Analyses précises de poèmes et textes plus généraux, dans ce numéro : formidable article, central, de Cécile Roudeau sur les liens de Dickinson et du monde, de la nature, de la destruction due à la guerre, approche de la violence de la poète par Guillaume Condello, « extase ou angoisse, c’est l’explosivité qui est l’horizon de ses variations d‘intensité », le beau texte analytique, Découdre les cieux d’Antoine Cazé, sur le rapport de Dickinson au ciel, « proximité » voire « familiarité » et « étrangeté », observe ce rapport immatériel, « le pas-tout-à-fait-révélé et le pas-tout-à fait-dissimulé », rapport que Françoise Delphy rapproche de l’Azur mallarméen. Stéphane Bouquet nous entrouvre le Paradis de Dickinson : « Paradis, Éden, les cieux » et il s’agit toujours d’absolu, de ciel, de « Dieu », mais pas toujours loin des émois de la chair, du lieu où se rend Samuel Bowles, objet d’un amour incandescent. Le Paradis pour elle serait un équilibre non menacé, le jour où le printemps est à son comble juste avant la brûlure de l’été.

Outre ces grandes lignes de lectures actuelles réunies par ce numéro d’Europe, qui toutes approchent le cercle de feu de Dickinson par des biais tout aussi divers que pertinents, donnant l’image de la force peu commune de cette petite personne frêle, une unité que je pourrais dire d’amour, se dégage. Je connais des gens qui ne comprennent rien à Dickinson et au fond en faisons-nous peut-être aussi encore partie, mais je ne connais personne qui ne l’aime pas.

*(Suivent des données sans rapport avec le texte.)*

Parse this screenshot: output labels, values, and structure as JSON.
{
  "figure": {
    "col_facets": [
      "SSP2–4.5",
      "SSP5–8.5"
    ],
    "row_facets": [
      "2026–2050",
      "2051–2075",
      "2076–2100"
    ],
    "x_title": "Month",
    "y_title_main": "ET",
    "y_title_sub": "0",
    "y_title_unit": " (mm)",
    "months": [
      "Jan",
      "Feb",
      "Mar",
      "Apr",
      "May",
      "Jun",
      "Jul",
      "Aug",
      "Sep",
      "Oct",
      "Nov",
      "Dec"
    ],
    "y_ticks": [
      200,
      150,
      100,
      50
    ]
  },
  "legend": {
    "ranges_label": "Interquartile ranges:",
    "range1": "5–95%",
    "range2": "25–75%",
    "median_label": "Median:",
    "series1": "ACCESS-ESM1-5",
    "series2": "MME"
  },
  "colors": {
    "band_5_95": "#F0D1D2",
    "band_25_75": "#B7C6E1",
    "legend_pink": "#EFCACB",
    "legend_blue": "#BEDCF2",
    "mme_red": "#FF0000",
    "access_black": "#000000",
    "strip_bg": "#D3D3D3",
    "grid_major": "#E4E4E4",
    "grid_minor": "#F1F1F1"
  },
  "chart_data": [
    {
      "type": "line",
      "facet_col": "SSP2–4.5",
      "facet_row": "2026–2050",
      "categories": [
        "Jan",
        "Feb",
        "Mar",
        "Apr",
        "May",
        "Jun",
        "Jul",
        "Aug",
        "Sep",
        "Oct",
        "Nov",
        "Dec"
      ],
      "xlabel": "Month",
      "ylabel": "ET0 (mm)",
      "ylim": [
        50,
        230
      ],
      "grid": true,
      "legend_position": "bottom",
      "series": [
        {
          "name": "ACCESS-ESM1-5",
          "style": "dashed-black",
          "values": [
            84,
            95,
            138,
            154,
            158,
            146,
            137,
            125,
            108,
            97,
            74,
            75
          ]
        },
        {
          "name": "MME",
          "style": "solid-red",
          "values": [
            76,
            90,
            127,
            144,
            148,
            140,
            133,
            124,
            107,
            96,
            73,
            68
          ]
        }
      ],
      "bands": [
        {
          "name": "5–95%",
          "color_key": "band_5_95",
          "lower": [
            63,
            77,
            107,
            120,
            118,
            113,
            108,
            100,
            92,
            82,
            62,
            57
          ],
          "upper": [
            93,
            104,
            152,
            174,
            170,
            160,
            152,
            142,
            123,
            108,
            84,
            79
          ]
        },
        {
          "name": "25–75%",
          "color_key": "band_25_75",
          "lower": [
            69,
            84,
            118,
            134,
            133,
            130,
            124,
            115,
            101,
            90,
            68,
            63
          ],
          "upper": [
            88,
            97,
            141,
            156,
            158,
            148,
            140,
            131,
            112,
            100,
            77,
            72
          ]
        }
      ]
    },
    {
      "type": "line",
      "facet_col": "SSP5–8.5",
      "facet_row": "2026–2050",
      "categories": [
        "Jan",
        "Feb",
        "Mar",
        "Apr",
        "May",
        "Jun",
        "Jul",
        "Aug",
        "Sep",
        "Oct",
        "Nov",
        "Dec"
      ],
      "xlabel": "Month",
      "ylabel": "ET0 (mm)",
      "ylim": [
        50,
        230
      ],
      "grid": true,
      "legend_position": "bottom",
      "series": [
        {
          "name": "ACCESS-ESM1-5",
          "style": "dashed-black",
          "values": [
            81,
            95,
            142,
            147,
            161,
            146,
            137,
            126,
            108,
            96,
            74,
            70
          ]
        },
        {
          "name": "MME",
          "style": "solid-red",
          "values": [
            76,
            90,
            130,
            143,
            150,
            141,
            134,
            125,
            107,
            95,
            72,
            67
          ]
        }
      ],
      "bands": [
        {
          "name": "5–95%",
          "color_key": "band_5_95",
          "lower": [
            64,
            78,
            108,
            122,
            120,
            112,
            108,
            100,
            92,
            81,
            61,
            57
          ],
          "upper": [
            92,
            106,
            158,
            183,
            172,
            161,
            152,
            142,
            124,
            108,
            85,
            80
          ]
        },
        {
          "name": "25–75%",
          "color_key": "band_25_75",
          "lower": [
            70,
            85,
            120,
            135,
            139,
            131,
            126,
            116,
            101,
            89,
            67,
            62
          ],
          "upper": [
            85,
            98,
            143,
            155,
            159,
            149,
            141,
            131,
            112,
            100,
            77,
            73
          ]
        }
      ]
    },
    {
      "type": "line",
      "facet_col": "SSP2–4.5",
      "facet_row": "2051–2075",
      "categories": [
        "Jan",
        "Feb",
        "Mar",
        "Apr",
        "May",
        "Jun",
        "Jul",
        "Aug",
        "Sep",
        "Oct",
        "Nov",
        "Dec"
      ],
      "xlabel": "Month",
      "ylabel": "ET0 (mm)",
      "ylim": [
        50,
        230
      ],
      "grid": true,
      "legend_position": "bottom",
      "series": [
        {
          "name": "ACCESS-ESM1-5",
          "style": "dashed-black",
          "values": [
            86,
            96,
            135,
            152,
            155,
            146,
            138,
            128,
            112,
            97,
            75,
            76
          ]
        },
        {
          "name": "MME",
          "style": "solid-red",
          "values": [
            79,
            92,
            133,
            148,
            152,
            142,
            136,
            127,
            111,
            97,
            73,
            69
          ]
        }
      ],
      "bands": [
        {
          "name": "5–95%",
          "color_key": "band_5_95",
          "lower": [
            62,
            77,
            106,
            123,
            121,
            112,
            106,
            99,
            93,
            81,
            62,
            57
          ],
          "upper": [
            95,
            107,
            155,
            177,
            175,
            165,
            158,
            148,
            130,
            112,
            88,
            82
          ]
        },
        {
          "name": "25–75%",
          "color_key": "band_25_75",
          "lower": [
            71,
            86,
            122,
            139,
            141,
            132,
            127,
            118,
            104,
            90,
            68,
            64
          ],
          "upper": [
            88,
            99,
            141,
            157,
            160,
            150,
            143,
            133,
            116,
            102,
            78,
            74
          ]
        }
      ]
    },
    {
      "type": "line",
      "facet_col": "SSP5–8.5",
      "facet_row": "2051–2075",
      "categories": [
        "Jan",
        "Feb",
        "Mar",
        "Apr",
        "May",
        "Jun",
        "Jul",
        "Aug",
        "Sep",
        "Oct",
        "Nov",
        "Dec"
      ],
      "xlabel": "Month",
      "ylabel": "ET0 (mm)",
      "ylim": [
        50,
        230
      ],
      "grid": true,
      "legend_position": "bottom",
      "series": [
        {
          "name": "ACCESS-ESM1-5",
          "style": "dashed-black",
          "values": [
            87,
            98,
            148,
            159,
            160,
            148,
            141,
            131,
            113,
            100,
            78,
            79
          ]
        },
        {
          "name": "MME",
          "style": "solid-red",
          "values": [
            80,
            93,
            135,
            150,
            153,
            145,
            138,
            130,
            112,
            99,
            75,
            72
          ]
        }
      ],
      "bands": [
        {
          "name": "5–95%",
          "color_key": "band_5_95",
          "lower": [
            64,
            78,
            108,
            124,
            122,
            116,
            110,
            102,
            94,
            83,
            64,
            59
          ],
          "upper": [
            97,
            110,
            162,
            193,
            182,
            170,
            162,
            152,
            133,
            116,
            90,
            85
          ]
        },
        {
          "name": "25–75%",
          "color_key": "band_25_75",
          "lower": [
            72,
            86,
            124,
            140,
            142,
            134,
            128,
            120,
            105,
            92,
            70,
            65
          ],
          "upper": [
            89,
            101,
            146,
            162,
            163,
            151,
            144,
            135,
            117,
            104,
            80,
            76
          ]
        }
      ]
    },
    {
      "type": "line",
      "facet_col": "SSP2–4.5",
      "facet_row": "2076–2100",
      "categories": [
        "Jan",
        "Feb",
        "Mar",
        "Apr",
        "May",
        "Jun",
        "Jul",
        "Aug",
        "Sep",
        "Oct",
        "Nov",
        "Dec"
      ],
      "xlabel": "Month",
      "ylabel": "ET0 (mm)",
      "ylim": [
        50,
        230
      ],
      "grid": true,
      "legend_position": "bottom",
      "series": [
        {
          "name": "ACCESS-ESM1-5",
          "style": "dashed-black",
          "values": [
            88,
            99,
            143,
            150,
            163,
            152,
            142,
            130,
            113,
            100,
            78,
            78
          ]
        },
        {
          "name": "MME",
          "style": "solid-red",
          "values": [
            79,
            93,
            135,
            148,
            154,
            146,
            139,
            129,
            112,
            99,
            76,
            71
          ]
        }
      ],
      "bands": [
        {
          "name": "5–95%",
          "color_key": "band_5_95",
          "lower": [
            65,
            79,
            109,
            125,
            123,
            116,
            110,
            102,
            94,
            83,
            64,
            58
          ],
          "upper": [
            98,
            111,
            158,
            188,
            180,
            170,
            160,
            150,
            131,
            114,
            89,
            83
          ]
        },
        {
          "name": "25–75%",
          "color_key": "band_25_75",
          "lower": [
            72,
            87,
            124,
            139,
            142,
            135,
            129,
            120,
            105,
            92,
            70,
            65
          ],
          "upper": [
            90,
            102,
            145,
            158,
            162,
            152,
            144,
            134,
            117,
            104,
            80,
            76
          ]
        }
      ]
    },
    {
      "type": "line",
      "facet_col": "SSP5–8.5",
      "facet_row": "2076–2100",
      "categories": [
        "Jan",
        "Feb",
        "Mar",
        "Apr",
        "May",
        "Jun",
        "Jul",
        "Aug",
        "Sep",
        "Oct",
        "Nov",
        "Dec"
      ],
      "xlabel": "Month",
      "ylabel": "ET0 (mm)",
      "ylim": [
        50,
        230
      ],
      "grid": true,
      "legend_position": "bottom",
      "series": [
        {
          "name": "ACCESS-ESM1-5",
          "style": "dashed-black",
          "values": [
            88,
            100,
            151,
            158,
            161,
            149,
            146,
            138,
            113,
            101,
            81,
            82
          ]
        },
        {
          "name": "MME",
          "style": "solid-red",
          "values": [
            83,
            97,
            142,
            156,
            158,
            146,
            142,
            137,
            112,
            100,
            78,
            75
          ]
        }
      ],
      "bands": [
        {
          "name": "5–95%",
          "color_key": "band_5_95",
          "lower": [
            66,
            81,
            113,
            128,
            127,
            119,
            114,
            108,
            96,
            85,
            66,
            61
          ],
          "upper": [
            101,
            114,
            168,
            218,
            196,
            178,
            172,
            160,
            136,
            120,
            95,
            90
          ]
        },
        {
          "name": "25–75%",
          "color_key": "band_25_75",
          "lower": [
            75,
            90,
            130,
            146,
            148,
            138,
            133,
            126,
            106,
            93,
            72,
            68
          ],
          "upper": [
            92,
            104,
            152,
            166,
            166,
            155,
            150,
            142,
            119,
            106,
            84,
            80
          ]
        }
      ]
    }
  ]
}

« Emily », disons-nous avec affection et respect. « Emily », le prénom, est devenu un hapax repérable immédiatement dans la poésie. Seule Emily Brontë dont un poème choisi par Dickinson fut lu à l’enterrement de celle-ci, peut prétendre elle aussi au hapax. Mais ne sont-elles pas en quelque sorte « la même »?


Isabelle Baladine Howald

Europe n° 1137-1138, Emily Dickinson, janvier-février 2024, 345 p, 22 €

F. Delphy Emily Dickinson, dans la poche du kangourou,  Orizons, 2018,
Emily Dickinson, poésies complètes, Flammarion, ed bilingue, 2009

Susan Howe Mon Emily Dickinson, trad A. Cazé, Ypsilon, coll fragile, 256 p, 22 €

N’oublions pas l’énorme travail de défrichage de Claire Malroux, ni le travail des éditeurs comme Arfuyen, Unes et José Corti ou les Belles Lettres, autour d’Emily Dickinson, et j’en oublie sans doute.